Brett Favre went on his weekly SiriusXM NFL Radio show and praised what Hurts did in toppling the New Orleans Saints and their league-best defense.
“As I watched that game, I couldn’t help but think, over and over again, this looks like a legitimate Philly team,” Favre said on his show, The SiriusXM Blitz with Brett Favre. “I was kind of taken back to the year they won the Super Bowl.”
Well, now that’s saying something.
There is still plenty of work to be done for Hurts and the Eagles if they want to take it to that level. Odds are, they won’t. Nor is Favre saying they will.
Here’s more of what he did say:
“They played a heck of a football game against a heck of a football team. They beat the Saints, and it wasn’t a fluke. They played their butts off. And you have to give credit where credit is due.
“Jalen Hurts played an excellent football game. He gave them a spark. And again, I’m not knocking Carson Wentz. I’ve said on the show that I was surprised that they didn’t go with Nick Foles, but that’s not a knock against Carson Wentz. What Carson can do well is certainly different from what Jalen does well. And we knew that Jalen could give them that element of scrambling, the threat of run, but it was even better than I thought it could have been. He played outstanding.”

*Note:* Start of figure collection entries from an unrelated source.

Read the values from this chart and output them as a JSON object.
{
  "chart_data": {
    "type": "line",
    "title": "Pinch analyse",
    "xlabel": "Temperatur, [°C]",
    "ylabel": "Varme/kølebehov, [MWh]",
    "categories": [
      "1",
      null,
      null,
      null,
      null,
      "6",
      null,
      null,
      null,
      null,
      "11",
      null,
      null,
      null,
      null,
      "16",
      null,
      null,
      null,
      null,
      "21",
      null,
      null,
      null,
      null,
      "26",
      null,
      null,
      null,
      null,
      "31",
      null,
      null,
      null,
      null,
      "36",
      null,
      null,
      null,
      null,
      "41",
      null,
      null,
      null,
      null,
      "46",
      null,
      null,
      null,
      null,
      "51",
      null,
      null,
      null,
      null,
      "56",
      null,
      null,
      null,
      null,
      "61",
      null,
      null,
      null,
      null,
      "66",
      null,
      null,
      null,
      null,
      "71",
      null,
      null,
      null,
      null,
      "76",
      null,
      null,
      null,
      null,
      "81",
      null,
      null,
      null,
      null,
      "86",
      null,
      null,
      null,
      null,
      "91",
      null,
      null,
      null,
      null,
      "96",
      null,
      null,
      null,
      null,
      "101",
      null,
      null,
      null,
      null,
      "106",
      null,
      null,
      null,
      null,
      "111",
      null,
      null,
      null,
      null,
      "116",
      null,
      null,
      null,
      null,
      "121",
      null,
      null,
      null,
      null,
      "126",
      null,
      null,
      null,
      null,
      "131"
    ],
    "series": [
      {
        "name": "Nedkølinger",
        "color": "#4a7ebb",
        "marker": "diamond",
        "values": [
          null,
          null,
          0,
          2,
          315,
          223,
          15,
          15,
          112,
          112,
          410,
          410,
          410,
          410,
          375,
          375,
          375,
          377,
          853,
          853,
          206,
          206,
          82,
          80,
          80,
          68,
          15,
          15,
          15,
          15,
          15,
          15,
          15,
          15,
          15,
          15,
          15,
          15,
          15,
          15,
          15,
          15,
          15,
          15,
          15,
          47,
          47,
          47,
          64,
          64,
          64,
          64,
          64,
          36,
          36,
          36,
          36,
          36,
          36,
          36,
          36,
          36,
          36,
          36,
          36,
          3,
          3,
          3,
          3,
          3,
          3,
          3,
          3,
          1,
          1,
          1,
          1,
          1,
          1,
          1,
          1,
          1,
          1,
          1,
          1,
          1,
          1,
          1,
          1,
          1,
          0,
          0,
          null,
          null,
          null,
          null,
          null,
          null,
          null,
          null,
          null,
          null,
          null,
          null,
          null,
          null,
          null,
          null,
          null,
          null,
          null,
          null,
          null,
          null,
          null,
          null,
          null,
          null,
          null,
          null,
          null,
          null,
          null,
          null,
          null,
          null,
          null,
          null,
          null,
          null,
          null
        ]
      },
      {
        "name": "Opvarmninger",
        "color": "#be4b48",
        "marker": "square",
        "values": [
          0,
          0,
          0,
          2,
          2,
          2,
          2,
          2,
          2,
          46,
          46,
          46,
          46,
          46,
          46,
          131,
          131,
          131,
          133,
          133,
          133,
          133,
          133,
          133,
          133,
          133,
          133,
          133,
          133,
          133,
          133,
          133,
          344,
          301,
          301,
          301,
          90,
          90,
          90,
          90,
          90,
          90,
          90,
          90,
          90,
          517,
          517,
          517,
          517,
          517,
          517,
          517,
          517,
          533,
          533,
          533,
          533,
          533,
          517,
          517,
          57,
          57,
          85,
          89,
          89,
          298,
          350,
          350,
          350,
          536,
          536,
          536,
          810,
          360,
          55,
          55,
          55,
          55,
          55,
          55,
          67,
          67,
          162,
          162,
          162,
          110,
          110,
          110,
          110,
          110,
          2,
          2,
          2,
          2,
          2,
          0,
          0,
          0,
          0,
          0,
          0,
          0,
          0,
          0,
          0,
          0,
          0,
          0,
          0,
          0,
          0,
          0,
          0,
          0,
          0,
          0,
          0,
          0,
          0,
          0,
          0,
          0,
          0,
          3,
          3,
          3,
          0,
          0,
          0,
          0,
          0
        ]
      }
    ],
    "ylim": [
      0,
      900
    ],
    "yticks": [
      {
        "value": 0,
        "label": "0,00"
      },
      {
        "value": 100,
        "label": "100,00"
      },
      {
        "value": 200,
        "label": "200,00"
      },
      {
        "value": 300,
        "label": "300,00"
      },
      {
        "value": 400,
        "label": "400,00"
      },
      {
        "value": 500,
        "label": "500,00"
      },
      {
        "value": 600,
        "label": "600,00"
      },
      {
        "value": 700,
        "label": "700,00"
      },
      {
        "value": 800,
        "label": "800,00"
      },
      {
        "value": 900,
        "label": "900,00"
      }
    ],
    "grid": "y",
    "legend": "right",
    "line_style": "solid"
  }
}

It’s only one game, but it’s hard to ignore what Hurts did.
Take that final drive of the first half, for instance.
The Eagles got the ball at their own 23-yard line with 57 seconds left and one timeout left.
After a 13-yard completion to tight end Dallas Goedert and an incompletion, Hurts connect with Boston Scott for an 11-yard pickup. Hurts and his offensive teammates then hustled up to the line and spiked the ball to stop the clock at the 47.
From there, Hurts ran wild, collecting 24 yards around the left end then 16 up the middle. With nine seconds left, the Eagles called their final timeout and ran one more play. Hurts was roughed on the throw and the 15-yard penalty put them at the 4-yard line. It was then that Jake Elliott missed a 22-yard chip shot field goal.
Peter King, formerly of Sports Illustrated now with NBC Sports where he writes a column called Peter King’s Football in America said Hurts is “the right man for this time in Philadelphia” and “he has the perfect background for this gig.”
Indeed, Hurts went through his own trials and tribulations at Alabama, leading the Tide to a national title as a freshman then getting benched a year later with the arrival of Tua Tagovailoa then playing again when Tagovailao got hurt before ultimately transferring to Oklahoma, where he was the Heisman Trophy runner-up.
“He played confidently, with no fear,” wrote King. “It was amazing to see (Doug) Pederson go for it on fourth-and-two at the New Orleans 15-yard line early in the second quarter. Hurts threw a perfect back-shoulder-pass to Alshon Jeffery (he’s still on the team?) at the left pylon. Touchdown.
On that closing first-half drive, King wrote, Hurts was “weaving through a terrific defense like he was running ’Bama again and the Saints for a moment were Vanderbilt. … He was as in command as a first-time starter could be. At the very least, the Eagles learned the kid can take the heat and deliver under pressure.”